Now, here we are in the early 21st Century, and though it has only been two decades, a lot has happened in the world: 9/11, global financial crisis, 3/11, Brexit, Trumpism, the Covid pandemic, and the looming threat of the global environmental crisis. I cannot help but to see a parallel in the world in transition and yearning for a better future. Technology and services did make the world closer, faster, and more connected, but the result was not the advent of a single equilibrious humanity, but an opposite counterforce that would partition the world according to individual hubris or oligarchic interests. Dreams of pan-isms and utopian one-worldisms have seemingly dissipated into various sectionalisms; isolationism, sectarian, partisan, ultranationalism, and on we can go… If the “Fin de Siècle” was a European phenomenon, the “Fin de Millénaire” is the global equivalent unravelling today, whereby the entire humanity is disconcerted by the various malaise and longing for a better future. We can easily criticise the materialism, technocratic rationalism or limitations of democracy as such, and run towards irrationalism, subjectivism, or disengagement. Quickly we realize those actions do not solve anything, and in fact makes things worse.
“I cannot help but to see a parallel in the world in transition and yearning for a better future.”
Design is to imagine, to act upon it, to create, and to impact in such a context we face today. So how can we design solutions in this newfound millenia of discontent? I cannot offer definitive answers (or else I’d be rich!), but rather can only ruminate on some possible keywords that may guide us.
Maxine Naylor and Ralph Ball’s axiom “form follows Idea” stands out among all the interminable axioms related to form as through and through contemporary. As the word “form” can be found in many incarnations – information, transformation, formality (ie protocols), formula (ie indexical) – the design of it can cover all areas ranging from data to objects, intangible to tactile, invisible to audible, even spatial to ephemeral. What is of primary importance, then, is the strength of an underlying idea, the vision projected onto reality.
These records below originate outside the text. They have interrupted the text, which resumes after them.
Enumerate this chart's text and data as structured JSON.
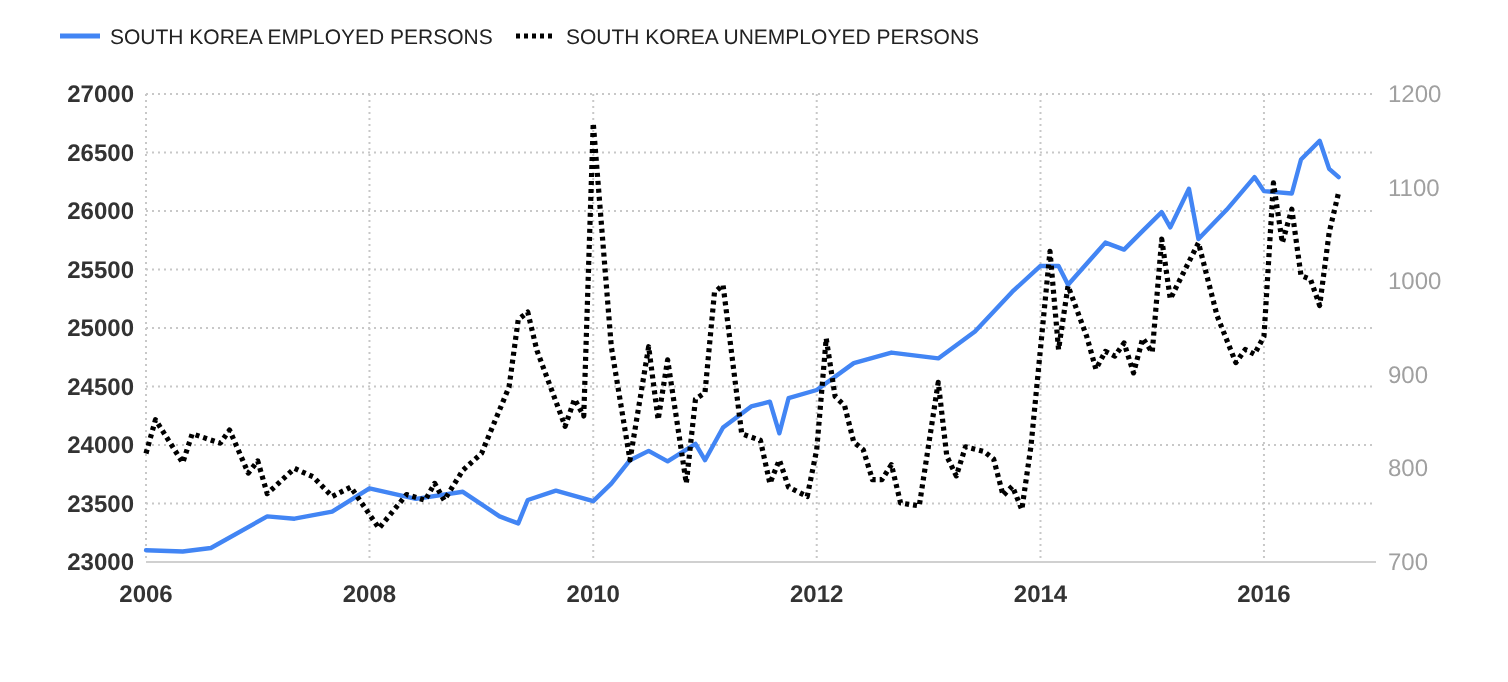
{
  "chart_data": {
    "type": "line",
    "legend": "top",
    "grid": true,
    "xlim": [
      "2006-01",
      "2017-01"
    ],
    "xticks": [
      {
        "value": "2006-01",
        "label": "2006"
      },
      {
        "value": "2008-01",
        "label": "2008"
      },
      {
        "value": "2010-01",
        "label": "2010"
      },
      {
        "value": "2012-01",
        "label": "2012"
      },
      {
        "value": "2014-01",
        "label": "2014"
      },
      {
        "value": "2016-01",
        "label": "2016"
      }
    ],
    "ylim": [
      23000,
      27000
    ],
    "yticks": [
      23000,
      23500,
      24000,
      24500,
      25000,
      25500,
      26000,
      26500,
      27000
    ],
    "y2lim": [
      700,
      1200
    ],
    "y2ticks": [
      700,
      800,
      900,
      1000,
      1100,
      1200
    ],
    "series": [
      {
        "name": "SOUTH KOREA EMPLOYED PERSONS",
        "color": "#4285f4",
        "line_style": "solid",
        "x": [
          "2006-01",
          "2006-05",
          "2006-08",
          "2007-02",
          "2007-05",
          "2007-09",
          "2008-01",
          "2008-06",
          "2008-11",
          "2009-03",
          "2009-05",
          "2009-06",
          "2009-09",
          "2010-01",
          "2010-03",
          "2010-05",
          "2010-07",
          "2010-09",
          "2010-12",
          "2011-01",
          "2011-03",
          "2011-06",
          "2011-08",
          "2011-09",
          "2011-10",
          "2012-01",
          "2012-05",
          "2012-09",
          "2013-02",
          "2013-06",
          "2013-10",
          "2014-01",
          "2014-03",
          "2014-04",
          "2014-08",
          "2014-10",
          "2014-12",
          "2015-02",
          "2015-03",
          "2015-05",
          "2015-06",
          "2015-09",
          "2015-12",
          "2016-01",
          "2016-04",
          "2016-05",
          "2016-07",
          "2016-08",
          "2016-09"
        ],
        "values": [
          23100,
          23090,
          23120,
          23390,
          23370,
          23430,
          23630,
          23540,
          23600,
          23390,
          23330,
          23530,
          23610,
          23520,
          23670,
          23870,
          23950,
          23860,
          24010,
          23870,
          24150,
          24330,
          24370,
          24100,
          24400,
          24470,
          24700,
          24790,
          24740,
          24970,
          25310,
          25530,
          25530,
          25370,
          25730,
          25670,
          25830,
          25990,
          25860,
          26190,
          25760,
          26010,
          26290,
          26170,
          26150,
          26440,
          26600,
          26360,
          26290
        ]
      },
      {
        "name": "SOUTH KOREA UNEMPLOYED PERSONS",
        "color": "#000000",
        "line_style": "dotted",
        "axis": "y2",
        "x": [
          "2006-01",
          "2006-02",
          "2006-05",
          "2006-06",
          "2006-09",
          "2006-10",
          "2006-12",
          "2007-01",
          "2007-02",
          "2007-05",
          "2007-07",
          "2007-09",
          "2007-11",
          "2008-02",
          "2008-05",
          "2008-07",
          "2008-08",
          "2008-09",
          "2008-11",
          "2009-01",
          "2009-04",
          "2009-05",
          "2009-06",
          "2009-07",
          "2009-10",
          "2009-11",
          "2009-12",
          "2010-01",
          "2010-03",
          "2010-05",
          "2010-07",
          "2010-08",
          "2010-09",
          "2010-11",
          "2010-12",
          "2011-01",
          "2011-02",
          "2011-03",
          "2011-05",
          "2011-07",
          "2011-08",
          "2011-09",
          "2011-10",
          "2011-12",
          "2012-01",
          "2012-02",
          "2012-03",
          "2012-04",
          "2012-05",
          "2012-06",
          "2012-07",
          "2012-08",
          "2012-09",
          "2012-10",
          "2012-12",
          "2013-02",
          "2013-03",
          "2013-04",
          "2013-05",
          "2013-07",
          "2013-08",
          "2013-09",
          "2013-10",
          "2013-11",
          "2013-12",
          "2014-02",
          "2014-03",
          "2014-04",
          "2014-06",
          "2014-07",
          "2014-08",
          "2014-09",
          "2014-10",
          "2014-11",
          "2014-12",
          "2015-01",
          "2015-02",
          "2015-03",
          "2015-06",
          "2015-08",
          "2015-10",
          "2015-11",
          "2015-12",
          "2016-01",
          "2016-02",
          "2016-03",
          "2016-04",
          "2016-05",
          "2016-06",
          "2016-07",
          "2016-08",
          "2016-09"
        ],
        "values": [
          816,
          852,
          806,
          837,
          827,
          841,
          795,
          808,
          773,
          800,
          791,
          770,
          780,
          736,
          772,
          766,
          784,
          766,
          798,
          816,
          887,
          959,
          967,
          926,
          845,
          874,
          856,
          1169,
          930,
          809,
          930,
          852,
          916,
          784,
          874,
          881,
          988,
          996,
          837,
          830,
          784,
          809,
          780,
          770,
          820,
          939,
          877,
          867,
          828,
          820,
          788,
          788,
          804,
          763,
          760,
          892,
          813,
          792,
          823,
          818,
          810,
          771,
          781,
          756,
          824,
          1032,
          927,
          995,
          941,
          906,
          925,
          920,
          934,
          902,
          939,
          924,
          1045,
          981,
          1041,
          963,
          913,
          927,
          922,
          941,
          1105,
          1041,
          1077,
          1006,
          1002,
          974,
          1052,
          1095
        ]
      }
    ]
  }
}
“Design is to imagine, to act upon it, to create, and to impact in such a context we face today.”
Another important theme for me is how to deal with the dual-existence of humanity and nature as well as that of humility and hubris, paradoxically unavoidable twins. We can collectively sense an increasing interest in how to achieve a kind of symbiosis devoid of human hubris, particularly in the age of the Anthropocene. Ironically, though, if nature is left alone, it can thrive just fine; it is much more resilient than we think it is, much more capable of recuperating according to its own agency. It is where human actions have caused global environmental crises that human interventions are most necessary, and not in terms of nature itself, but in terms of regulating human conduct. No sooner do we claim to improve nature rather than damaging it, than we realise that this declaration too is a remarkable act of commodification. And yet, we must act, and therein lies the problem. However imminent the global environmental crisis, there is not a single silver bullet that will solve everything. In this case, a design that embodies “Critical Localization, Global Instantiation” can be a singularly impotent but collectively powerful way to deal with issues of global scale. What becomes imperative, here, is the coordination of these efforts, to maximise the results.
All these concerns, at the end of the day, need to be addressed and compressed into aesthetically pleasant and intellectually provocative designs. I hope that I too can practice towards figuring out what can exist beyond the trepidations of “Fin de Millénaire”. I look forward to seeing the various works with open eyes and an open mind, such that perhaps a fragment of a better future may be sutured together into a better, brighter whole.